Racicot told POLITICO she cut off contact with Platner after telling him their encounter was not consensual. She said she was torn over coming forward, in part, because she agrees with him politically.
Platner first announced his outsider campaign for Senate in August of 2025 with a flashy launch video highlighting his rural Maine roots and pledge to take on corporate interests.
But as he drew national attention, a slow drip of controversial moments from his past emerged.
POLITICO and other outlets revealed last fall a series of Reddit posts that Platner had made including posts that disparaged rural Mainers, promoted violent political action and described himself as a “communist.”
He later drew further criticism when an old photograph revealed a tattoo on his chest of a skull that resembled a Nazi totenkopf. Platner later had the tattoo covered and denied that he knew of its Nazi associations.
Still, Platner continued to gain momentum in the polls, and his rise forced Democratic Gov. Janet Mills — establishment Democrats’ preferred pick to take on GOP Sen. Susan Collins — to suspend her bid before the primary, citing a lack of financial resources. Platner went on to win the largely uncontested June 9 Democratic primary with 72 percent of the vote.
Platner’s decision to drop out leaves Democrats scrambling ahead of a critical Senate race against Collins — one that the party had identified as a must-win in order to regain control of the upper chamber in November.
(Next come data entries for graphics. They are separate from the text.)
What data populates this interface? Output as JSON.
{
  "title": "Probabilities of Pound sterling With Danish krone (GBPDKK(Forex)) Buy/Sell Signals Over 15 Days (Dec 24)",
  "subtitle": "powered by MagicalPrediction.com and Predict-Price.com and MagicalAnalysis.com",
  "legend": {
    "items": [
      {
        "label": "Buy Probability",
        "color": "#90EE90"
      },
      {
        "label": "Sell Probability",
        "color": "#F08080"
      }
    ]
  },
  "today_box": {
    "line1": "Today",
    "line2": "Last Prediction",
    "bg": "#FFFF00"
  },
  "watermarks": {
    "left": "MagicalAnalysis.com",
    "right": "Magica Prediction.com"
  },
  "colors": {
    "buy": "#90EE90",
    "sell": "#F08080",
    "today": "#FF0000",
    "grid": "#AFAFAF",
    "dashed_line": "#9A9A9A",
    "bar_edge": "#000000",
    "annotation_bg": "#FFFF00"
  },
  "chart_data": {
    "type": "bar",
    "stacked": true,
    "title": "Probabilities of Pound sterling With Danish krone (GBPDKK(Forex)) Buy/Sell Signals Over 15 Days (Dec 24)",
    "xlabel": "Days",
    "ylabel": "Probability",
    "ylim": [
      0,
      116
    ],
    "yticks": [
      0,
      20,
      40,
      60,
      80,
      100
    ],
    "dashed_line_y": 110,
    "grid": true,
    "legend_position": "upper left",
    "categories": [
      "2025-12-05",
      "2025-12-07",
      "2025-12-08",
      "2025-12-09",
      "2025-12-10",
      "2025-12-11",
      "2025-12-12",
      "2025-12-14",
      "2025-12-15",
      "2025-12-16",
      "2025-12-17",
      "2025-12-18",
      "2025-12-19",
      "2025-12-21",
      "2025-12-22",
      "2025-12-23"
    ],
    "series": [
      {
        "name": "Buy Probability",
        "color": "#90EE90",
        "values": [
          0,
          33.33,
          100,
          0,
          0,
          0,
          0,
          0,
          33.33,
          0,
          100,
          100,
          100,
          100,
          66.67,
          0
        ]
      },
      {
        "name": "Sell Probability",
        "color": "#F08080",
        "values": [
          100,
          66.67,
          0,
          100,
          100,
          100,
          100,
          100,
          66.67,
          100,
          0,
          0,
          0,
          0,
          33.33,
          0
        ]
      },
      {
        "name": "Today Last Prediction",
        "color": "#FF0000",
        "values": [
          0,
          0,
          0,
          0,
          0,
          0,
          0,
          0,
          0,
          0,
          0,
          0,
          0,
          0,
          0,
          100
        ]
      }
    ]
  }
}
It is unclear if Mills might be open to rejoining the race, though a person familiar with the situation told POLITICO that there was little prospect of party chiefs receiving support for her. Other potential Democratic candidates include former public health official Nirav Shah, Maine Secretary of State Shenna Bellows and former Maine Senate President Troy Jackson — who unsuccessfully ran for governor this year — as well as state Rep. Valli Geiger and brewery owner Dan Kleban, who briefly launched his own Senate campaign last year but dropped out when Mills entered the race.
The Maine Democratic Party approved a plan on Wednesday, shortly before Platner’s announcement, to choose the replacement candidate in a state party convention.
Aaron Pellish contributed to this report.